A recent comment section exposed a number of fallacies about saving:
1. One fallacy is that one can prove a definition wrong by pointing to facts about the economy. This is not correct. Textbooks define saving as being equal to investment, i.e. saving is the funds used for investment. Indeed this is part of another textbook definition, gross domestic income (C + S) equals gross domestic product (C+I). One may not like those definitions, but pointing to real world examples to disprove them just won’t work. Thus if someone says: “Suppose I put money in the bank, and the bank doesn’t invest the money,” it just makes my eyes glaze over. I know immediately that I’ll disagree with your characterization about what’s happened to either S or I. There is no debate about whether tautologies are correct, just about whether they are useful. If instead you say: “Here’s why I think a different definition would be more useful, more enlightening,” then my eyes will light up.
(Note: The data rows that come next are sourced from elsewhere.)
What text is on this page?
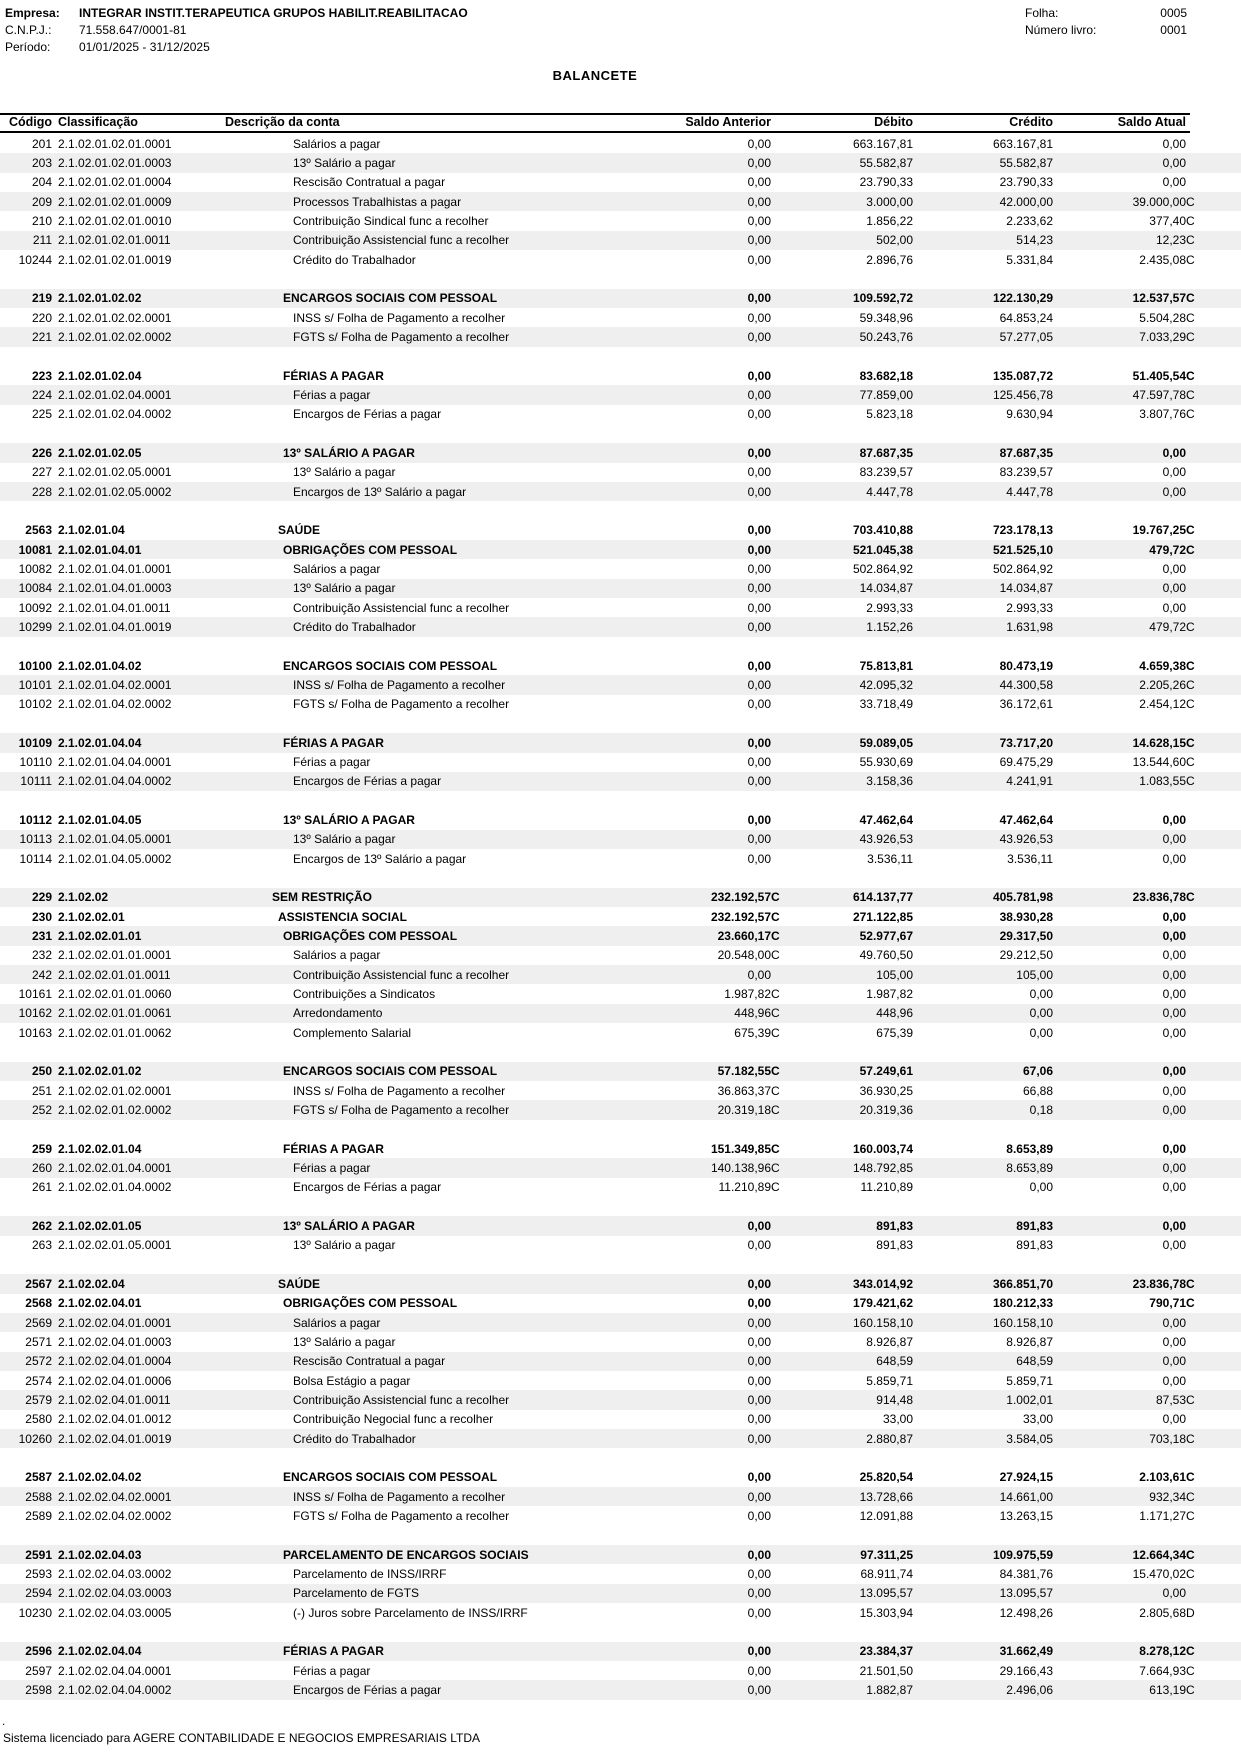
Empresa: INTEGRAR INSTIT.TERAPEUTICA GRUPOS HABILIT.REABILITACAO
C.N.P.J.: 71.558.647/0001-81
Período: 01/01/2025 - 31/12/2025
Folha:	0005
Número livro:	0001
BALANCETE
Código Classificação	Descrição da conta	Saldo Anterior	Débito	Crédito	Saldo Atual
201 2.1.02.01.02.01.0001	Salários a pagar	0,00	663.167,81	663.167,81	0,00
203 2.1.02.01.02.01.0003	13º Salário a pagar	0,00	55.582,87	55.582,87	0,00
204 2.1.02.01.02.01.0004	Rescisão Contratual a pagar	0,00	23.790,33	23.790,33	0,00
209 2.1.02.01.02.01.0009	Processos Trabalhistas a pagar	0,00	3.000,00	42.000,00	39.000,00C
210 2.1.02.01.02.01.0010	Contribuição Sindical func a recolher	0,00	1.856,22	2.233,62	377,40C
211 2.1.02.01.02.01.0011	Contribuição Assistencial func a recolher	0,00	502,00	514,23	12,23C
10244 2.1.02.01.02.01.0019	Crédito do Trabalhador	0,00	2.896,76	5.331,84	2.435,08C
219 2.1.02.01.02.02	ENCARGOS SOCIAIS COM PESSOAL	0,00	109.592,72	122.130,29	12.537,57C
220 2.1.02.01.02.02.0001	INSS s/ Folha de Pagamento a recolher	0,00	59.348,96	64.853,24	5.504,28C
221 2.1.02.01.02.02.0002	FGTS s/ Folha de Pagamento a recolher	0,00	50.243,76	57.277,05	7.033,29C
223 2.1.02.01.02.04	FÉRIAS A PAGAR	0,00	83.682,18	135.087,72	51.405,54C
224 2.1.02.01.02.04.0001	Férias a pagar	0,00	77.859,00	125.456,78	47.597,78C
225 2.1.02.01.02.04.0002	Encargos de Férias a pagar	0,00	5.823,18	9.630,94	3.807,76C
226 2.1.02.01.02.05	13º SALÁRIO A PAGAR	0,00	87.687,35	87.687,35	0,00
227 2.1.02.01.02.05.0001	13º Salário a pagar	0,00	83.239,57	83.239,57	0,00
228 2.1.02.01.02.05.0002	Encargos de 13º Salário a pagar	0,00	4.447,78	4.447,78	0,00
2563 2.1.02.01.04	SAÚDE	0,00	703.410,88	723.178,13	19.767,25C
10081 2.1.02.01.04.01	OBRIGAÇÕES COM PESSOAL	0,00	521.045,38	521.525,10	479,72C
10082 2.1.02.01.04.01.0001	Salários a pagar	0,00	502.864,92	502.864,92	0,00
10084 2.1.02.01.04.01.0003	13º Salário a pagar	0,00	14.034,87	14.034,87	0,00
10092 2.1.02.01.04.01.0011	Contribuição Assistencial func a recolher	0,00	2.993,33	2.993,33	0,00
10299 2.1.02.01.04.01.0019	Crédito do Trabalhador	0,00	1.152,26	1.631,98	479,72C
10100 2.1.02.01.04.02	ENCARGOS SOCIAIS COM PESSOAL	0,00	75.813,81	80.473,19	4.659,38C
10101 2.1.02.01.04.02.0001	INSS s/ Folha de Pagamento a recolher	0,00	42.095,32	44.300,58	2.205,26C
10102 2.1.02.01.04.02.0002	FGTS s/ Folha de Pagamento a recolher	0,00	33.718,49	36.172,61	2.454,12C
10109 2.1.02.01.04.04	FÉRIAS A PAGAR	0,00	59.089,05	73.717,20	14.628,15C
10110 2.1.02.01.04.04.0001	Férias a pagar	0,00	55.930,69	69.475,29	13.544,60C
10111 2.1.02.01.04.04.0002	Encargos de Férias a pagar	0,00	3.158,36	4.241,91	1.083,55C
10112 2.1.02.01.04.05	13º SALÁRIO A PAGAR	0,00	47.462,64	47.462,64	0,00
10113 2.1.02.01.04.05.0001	13º Salário a pagar	0,00	43.926,53	43.926,53	0,00
10114 2.1.02.01.04.05.0002	Encargos de 13º Salário a pagar	0,00	3.536,11	3.536,11	0,00
229 2.1.02.02	SEM RESTRIÇÃO	232.192,57C	614.137,77	405.781,98	23.836,78C
230 2.1.02.02.01	ASSISTENCIA SOCIAL	232.192,57C	271.122,85	38.930,28	0,00
231 2.1.02.02.01.01	OBRIGAÇÕES COM PESSOAL	23.660,17C	52.977,67	29.317,50	0,00
232 2.1.02.02.01.01.0001	Salários a pagar	20.548,00C	49.760,50	29.212,50	0,00
242 2.1.02.02.01.01.0011	Contribuição Assistencial func a recolher	0,00	105,00	105,00	0,00
10161 2.1.02.02.01.01.0060	Contribuições a Sindicatos	1.987,82C	1.987,82	0,00	0,00
10162 2.1.02.02.01.01.0061	Arredondamento	448,96C	448,96	0,00	0,00
10163 2.1.02.02.01.01.0062	Complemento Salarial	675,39C	675,39	0,00	0,00
250 2.1.02.02.01.02	ENCARGOS SOCIAIS COM PESSOAL	57.182,55C	57.249,61	67,06	0,00
251 2.1.02.02.01.02.0001	INSS s/ Folha de Pagamento a recolher	36.863,37C	36.930,25	66,88	0,00
252 2.1.02.02.01.02.0002	FGTS s/ Folha de Pagamento a recolher	20.319,18C	20.319,36	0,18	0,00
259 2.1.02.02.01.04	FÉRIAS A PAGAR	151.349,85C	160.003,74	8.653,89	0,00
260 2.1.02.02.01.04.0001	Férias a pagar	140.138,96C	148.792,85	8.653,89	0,00
261 2.1.02.02.01.04.0002	Encargos de Férias a pagar	11.210,89C	11.210,89	0,00	0,00
262 2.1.02.02.01.05	13º SALÁRIO A PAGAR	0,00	891,83	891,83	0,00
263 2.1.02.02.01.05.0001	13º Salário a pagar	0,00	891,83	891,83	0,00
2567 2.1.02.02.04	SAÚDE	0,00	343.014,92	366.851,70	23.836,78C
2568 2.1.02.02.04.01	OBRIGAÇÕES COM PESSOAL	0,00	179.421,62	180.212,33	790,71C
2569 2.1.02.02.04.01.0001	Salários a pagar	0,00	160.158,10	160.158,10	0,00
2571 2.1.02.02.04.01.0003	13º Salário a pagar	0,00	8.926,87	8.926,87	0,00
2572 2.1.02.02.04.01.0004	Rescisão Contratual a pagar	0,00	648,59	648,59	0,00
2574 2.1.02.02.04.01.0006	Bolsa Estágio a pagar	0,00	5.859,71	5.859,71	0,00
2579 2.1.02.02.04.01.0011	Contribuição Assistencial func a recolher	0,00	914,48	1.002,01	87,53C
2580 2.1.02.02.04.01.0012	Contribuição Negocial func a recolher	0,00	33,00	33,00	0,00
10260 2.1.02.02.04.01.0019	Crédito do Trabalhador	0,00	2.880,87	3.584,05	703,18C
2587 2.1.02.02.04.02	ENCARGOS SOCIAIS COM PESSOAL	0,00	25.820,54	27.924,15	2.103,61C
2588 2.1.02.02.04.02.0001	INSS s/ Folha de Pagamento a recolher	0,00	13.728,66	14.661,00	932,34C
2589 2.1.02.02.04.02.0002	FGTS s/ Folha de Pagamento a recolher	0,00	12.091,88	13.263,15	1.171,27C
2591 2.1.02.02.04.03	PARCELAMENTO DE ENCARGOS SOCIAIS	0,00	97.311,25	109.975,59	12.664,34C
2593 2.1.02.02.04.03.0002	Parcelamento de INSS/IRRF	0,00	68.911,74	84.381,76	15.470,02C
2594 2.1.02.02.04.03.0003	Parcelamento de FGTS	0,00	13.095,57	13.095,57	0,00
10230 2.1.02.02.04.03.0005	(-) Juros sobre Parcelamento de INSS/IRRF	0,00	15.303,94	12.498,26	2.805,68D
2596 2.1.02.02.04.04	FÉRIAS A PAGAR	0,00	23.384,37	31.662,49	8.278,12C
2597 2.1.02.02.04.04.0001	Férias a pagar	0,00	21.501,50	29.166,43	7.664,93C
2598 2.1.02.02.04.04.0002	Encargos de Férias a pagar	0,00	1.882,87	2.496,06	613,19C
.
Sistema licenciado para AGERE CONTABILIDADE E NEGOCIOS EMPRESARIAIS LTDA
That is, until you start talking about the paradox of thrift . . .
2. People confuse the individual with the aggregate. In every case where an individual seems to be saving more and yet investment doesn’t rise, someone else is dissaving. Thus when I loan someone (or institution) some money that they don’t invest, then I save and the borrower dissaves. Aggregate saving is unchanged.
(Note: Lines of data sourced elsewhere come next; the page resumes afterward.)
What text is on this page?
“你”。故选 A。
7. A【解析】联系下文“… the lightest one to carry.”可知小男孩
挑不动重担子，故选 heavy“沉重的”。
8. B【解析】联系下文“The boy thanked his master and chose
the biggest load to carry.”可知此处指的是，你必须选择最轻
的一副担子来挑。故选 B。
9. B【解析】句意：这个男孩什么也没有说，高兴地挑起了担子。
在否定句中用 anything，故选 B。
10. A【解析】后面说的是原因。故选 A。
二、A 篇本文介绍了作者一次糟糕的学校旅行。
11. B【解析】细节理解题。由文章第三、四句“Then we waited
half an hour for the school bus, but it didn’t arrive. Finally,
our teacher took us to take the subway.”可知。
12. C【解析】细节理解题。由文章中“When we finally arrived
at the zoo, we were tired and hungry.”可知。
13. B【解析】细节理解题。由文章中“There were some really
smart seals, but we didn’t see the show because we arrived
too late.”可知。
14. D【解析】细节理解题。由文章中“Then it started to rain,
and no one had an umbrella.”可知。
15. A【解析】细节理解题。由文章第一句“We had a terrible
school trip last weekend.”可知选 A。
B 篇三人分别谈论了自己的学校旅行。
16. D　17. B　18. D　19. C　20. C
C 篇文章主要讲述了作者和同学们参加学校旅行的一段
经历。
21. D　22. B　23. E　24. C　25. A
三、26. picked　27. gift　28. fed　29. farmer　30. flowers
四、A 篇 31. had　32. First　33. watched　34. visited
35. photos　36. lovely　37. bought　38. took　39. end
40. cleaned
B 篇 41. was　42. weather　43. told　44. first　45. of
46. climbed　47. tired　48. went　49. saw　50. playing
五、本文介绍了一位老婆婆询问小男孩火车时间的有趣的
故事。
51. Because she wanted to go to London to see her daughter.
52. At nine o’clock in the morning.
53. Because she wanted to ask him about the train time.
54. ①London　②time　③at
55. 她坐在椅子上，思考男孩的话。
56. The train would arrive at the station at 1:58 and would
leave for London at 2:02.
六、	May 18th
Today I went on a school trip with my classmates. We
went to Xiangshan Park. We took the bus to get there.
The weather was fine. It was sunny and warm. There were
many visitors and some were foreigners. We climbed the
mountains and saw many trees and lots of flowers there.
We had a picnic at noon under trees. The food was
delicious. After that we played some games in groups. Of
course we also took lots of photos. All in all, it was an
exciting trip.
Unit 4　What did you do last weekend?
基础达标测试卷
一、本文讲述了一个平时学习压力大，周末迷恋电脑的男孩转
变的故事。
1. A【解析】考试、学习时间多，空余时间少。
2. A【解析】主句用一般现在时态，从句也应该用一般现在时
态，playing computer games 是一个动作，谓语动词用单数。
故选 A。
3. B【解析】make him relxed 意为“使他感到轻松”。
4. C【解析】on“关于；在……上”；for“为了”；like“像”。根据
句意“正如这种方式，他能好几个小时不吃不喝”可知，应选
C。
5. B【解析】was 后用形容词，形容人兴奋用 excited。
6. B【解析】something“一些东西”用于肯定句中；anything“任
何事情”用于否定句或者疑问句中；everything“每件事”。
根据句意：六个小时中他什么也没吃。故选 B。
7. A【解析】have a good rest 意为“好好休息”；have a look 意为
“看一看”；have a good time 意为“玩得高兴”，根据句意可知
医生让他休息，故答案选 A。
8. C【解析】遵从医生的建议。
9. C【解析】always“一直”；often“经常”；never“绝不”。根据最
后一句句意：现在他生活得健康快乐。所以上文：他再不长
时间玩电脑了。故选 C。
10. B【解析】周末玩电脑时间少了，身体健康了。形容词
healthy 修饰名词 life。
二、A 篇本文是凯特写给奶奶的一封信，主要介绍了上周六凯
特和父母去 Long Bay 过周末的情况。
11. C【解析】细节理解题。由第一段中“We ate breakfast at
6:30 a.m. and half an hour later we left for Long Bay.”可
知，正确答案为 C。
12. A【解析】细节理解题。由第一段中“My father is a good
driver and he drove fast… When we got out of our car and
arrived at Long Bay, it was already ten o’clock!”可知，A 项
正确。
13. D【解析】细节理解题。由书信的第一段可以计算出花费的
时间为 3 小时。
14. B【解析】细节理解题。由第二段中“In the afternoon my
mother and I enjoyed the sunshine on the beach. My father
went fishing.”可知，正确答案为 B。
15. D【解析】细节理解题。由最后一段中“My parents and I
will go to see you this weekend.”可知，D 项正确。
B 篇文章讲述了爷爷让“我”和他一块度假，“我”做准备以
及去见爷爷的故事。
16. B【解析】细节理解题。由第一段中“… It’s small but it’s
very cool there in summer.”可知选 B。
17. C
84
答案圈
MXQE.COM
3. What if I put cash under the bed? I presumably get the cash from someone else. So if me holding more cash is saving, then someone else holding less cash is dissaving. If the government produces more cash and buys bonds, then it nets out to nothing if you view cash as a government liability. The more interesting case is if we view cash as a real good, and the government feeds my appetite to hold more of this real good. In that case it’s part of the capital stock but not a government liability, and real money hoarding means our real stock of transactions media goes up. An OMP is both government saving and government investment. That may seem an odd way to think about it, but it’s consistent with the definitions. (Mike Sproul uses the liability approach; I use the real good approach. S=I either way.);
4. The argument for the paradox of thrift is that a higher propensity to save results in lower nominal interest rates, lower base velocity, and lower NGDP. There are two reasons why I view this concept as being uninteresting:
a. Even if correct, it would make more sense to call the problem “too much base money hoarding” not “too much saving.”
b. It only applies if the Fed targets the money supply. But they don’t, they target inflation (or inflation plus employment). In that case the Fed would adjust the money supply to offset any change in V. Now I suppose one could construct a model of “Fed fail,” but now we’d be far removed from the paradox of thrift, and would instead be obsessing about zero bounds and fear of unconventional policies, etc.